Autumn was getting too smart for her own good.

“I know his name. I know where he works. And I vaguely remember him from when we lived here before.”

Vaguely, her big fat butt. She’d been twelve when her roving, restless hippie parents had decided to uproot their clan from Blue Moon Junction and travel around the country. She remembered Sam McCoy quite well.

He’d been eighteen. Strong jaw, mischievous gleam in his caramel-brown eyes, and the build of a linebacker. He came from a wealthy, well-respected family of farmers.

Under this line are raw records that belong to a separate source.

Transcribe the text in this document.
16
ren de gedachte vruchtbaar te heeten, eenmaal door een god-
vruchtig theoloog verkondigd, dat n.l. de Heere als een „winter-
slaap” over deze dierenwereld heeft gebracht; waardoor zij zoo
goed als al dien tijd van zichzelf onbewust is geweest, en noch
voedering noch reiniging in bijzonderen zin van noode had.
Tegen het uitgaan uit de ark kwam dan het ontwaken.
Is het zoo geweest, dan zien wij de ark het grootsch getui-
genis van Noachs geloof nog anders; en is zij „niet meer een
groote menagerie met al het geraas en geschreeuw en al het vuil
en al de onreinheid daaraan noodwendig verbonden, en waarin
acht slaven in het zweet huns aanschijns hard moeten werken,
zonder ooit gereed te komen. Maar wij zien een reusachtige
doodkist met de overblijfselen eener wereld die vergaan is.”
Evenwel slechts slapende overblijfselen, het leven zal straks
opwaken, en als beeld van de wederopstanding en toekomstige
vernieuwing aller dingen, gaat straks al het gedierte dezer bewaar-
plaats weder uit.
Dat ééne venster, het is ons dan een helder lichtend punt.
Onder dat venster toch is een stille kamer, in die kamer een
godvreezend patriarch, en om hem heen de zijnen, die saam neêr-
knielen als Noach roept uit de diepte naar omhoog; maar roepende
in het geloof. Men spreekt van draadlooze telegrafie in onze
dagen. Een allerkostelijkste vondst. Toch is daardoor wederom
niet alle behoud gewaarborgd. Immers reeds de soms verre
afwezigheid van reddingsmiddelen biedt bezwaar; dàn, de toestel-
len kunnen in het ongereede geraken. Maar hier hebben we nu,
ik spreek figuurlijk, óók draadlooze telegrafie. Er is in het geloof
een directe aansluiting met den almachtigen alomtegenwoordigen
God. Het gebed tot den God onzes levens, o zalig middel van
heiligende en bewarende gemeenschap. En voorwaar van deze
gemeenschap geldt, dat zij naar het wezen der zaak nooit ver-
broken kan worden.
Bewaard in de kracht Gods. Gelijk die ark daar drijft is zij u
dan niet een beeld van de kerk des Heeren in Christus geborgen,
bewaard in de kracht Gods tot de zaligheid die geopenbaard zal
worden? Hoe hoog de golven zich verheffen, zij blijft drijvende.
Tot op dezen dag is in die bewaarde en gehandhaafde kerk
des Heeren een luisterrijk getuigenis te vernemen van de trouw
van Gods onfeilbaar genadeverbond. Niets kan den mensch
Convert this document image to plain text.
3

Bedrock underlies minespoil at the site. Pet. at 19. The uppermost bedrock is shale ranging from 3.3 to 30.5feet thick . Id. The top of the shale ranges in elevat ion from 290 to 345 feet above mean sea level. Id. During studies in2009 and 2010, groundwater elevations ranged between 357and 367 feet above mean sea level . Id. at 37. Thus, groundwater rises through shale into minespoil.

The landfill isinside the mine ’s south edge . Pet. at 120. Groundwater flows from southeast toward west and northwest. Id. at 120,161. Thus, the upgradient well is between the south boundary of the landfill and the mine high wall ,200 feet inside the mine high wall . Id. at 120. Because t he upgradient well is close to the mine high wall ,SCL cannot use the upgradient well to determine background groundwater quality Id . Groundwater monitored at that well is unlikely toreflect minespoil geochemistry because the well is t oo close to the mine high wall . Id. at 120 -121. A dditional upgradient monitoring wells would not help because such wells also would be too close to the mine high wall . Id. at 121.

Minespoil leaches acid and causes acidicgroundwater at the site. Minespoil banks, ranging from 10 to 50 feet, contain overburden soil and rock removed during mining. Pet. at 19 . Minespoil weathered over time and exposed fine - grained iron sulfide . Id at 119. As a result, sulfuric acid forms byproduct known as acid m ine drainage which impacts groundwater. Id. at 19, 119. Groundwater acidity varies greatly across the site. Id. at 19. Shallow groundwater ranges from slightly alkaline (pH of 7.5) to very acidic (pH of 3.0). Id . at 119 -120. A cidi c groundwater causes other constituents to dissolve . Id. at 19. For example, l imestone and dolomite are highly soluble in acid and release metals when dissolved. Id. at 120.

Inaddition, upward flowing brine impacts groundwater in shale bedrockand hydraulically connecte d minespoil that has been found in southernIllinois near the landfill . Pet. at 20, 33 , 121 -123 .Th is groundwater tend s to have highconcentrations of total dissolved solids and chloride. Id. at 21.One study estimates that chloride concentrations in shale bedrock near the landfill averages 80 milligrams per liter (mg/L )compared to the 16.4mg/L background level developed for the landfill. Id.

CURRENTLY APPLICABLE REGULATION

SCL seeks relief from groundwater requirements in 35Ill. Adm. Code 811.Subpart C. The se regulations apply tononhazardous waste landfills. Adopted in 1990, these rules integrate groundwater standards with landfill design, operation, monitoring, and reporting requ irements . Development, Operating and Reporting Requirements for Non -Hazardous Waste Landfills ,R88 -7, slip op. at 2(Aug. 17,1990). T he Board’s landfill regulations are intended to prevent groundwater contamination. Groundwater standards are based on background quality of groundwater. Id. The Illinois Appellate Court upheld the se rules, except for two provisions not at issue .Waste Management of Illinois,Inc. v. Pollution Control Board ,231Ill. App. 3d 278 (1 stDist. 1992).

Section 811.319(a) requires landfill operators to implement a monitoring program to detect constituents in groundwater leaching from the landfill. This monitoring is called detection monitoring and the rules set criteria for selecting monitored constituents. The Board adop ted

She’d been a shy, chubby middle-schooler, desperately insecure about her weight and her weird hippie name and her weird hippie family.

Sam had existed in a different universe from the one she moved in. He strutted through high school, trailed after by crowds of worshipful cheerleaders. She slunk from class to class, keeping her head low and avoiding everyone’s gaze. She’d be surprised if he even knew she existed back then, or that he’d been her first crush.

Well, that was in the past. He’d grown up to be the arrogant furball who’d arrested numerous members of her family over the years and run them out of town until there were no Jones left here. Even worse, he thought that her sister wasn’t good enough to marry one of the wealthy McCoys. Well, too damn bad. Her sister was eight weeks pregnant, and that bastard Jeffrey was going to do right by her, or her name wasn’t Clover Lulabelle Movie Star Windwalker Jones. Which, unfortunately, it was.

“I’ll be back in an hour.”

“Fine, don’t answer my questions.” Autumn shrugged. “Let us know if you need us to post bail.”

“How would you get bail money?” Clover laughed as she grabbed her big floral purse and slung it over her shoulder. Then she turned serious again when she realized they were all considering the question.

Autumn thought for just a moment before she decided. “Rob a bank. I mean, I’d wear a mask and all.”

Her twelve-year-old brother Lennon, spiky-haired and owl-eyed with big round glasses, raised his hand. “Ooh ooh! I know! Pick some pockets. That’s better, because if you rob a bank then they raise the alarm right away and the cops are looking for you.”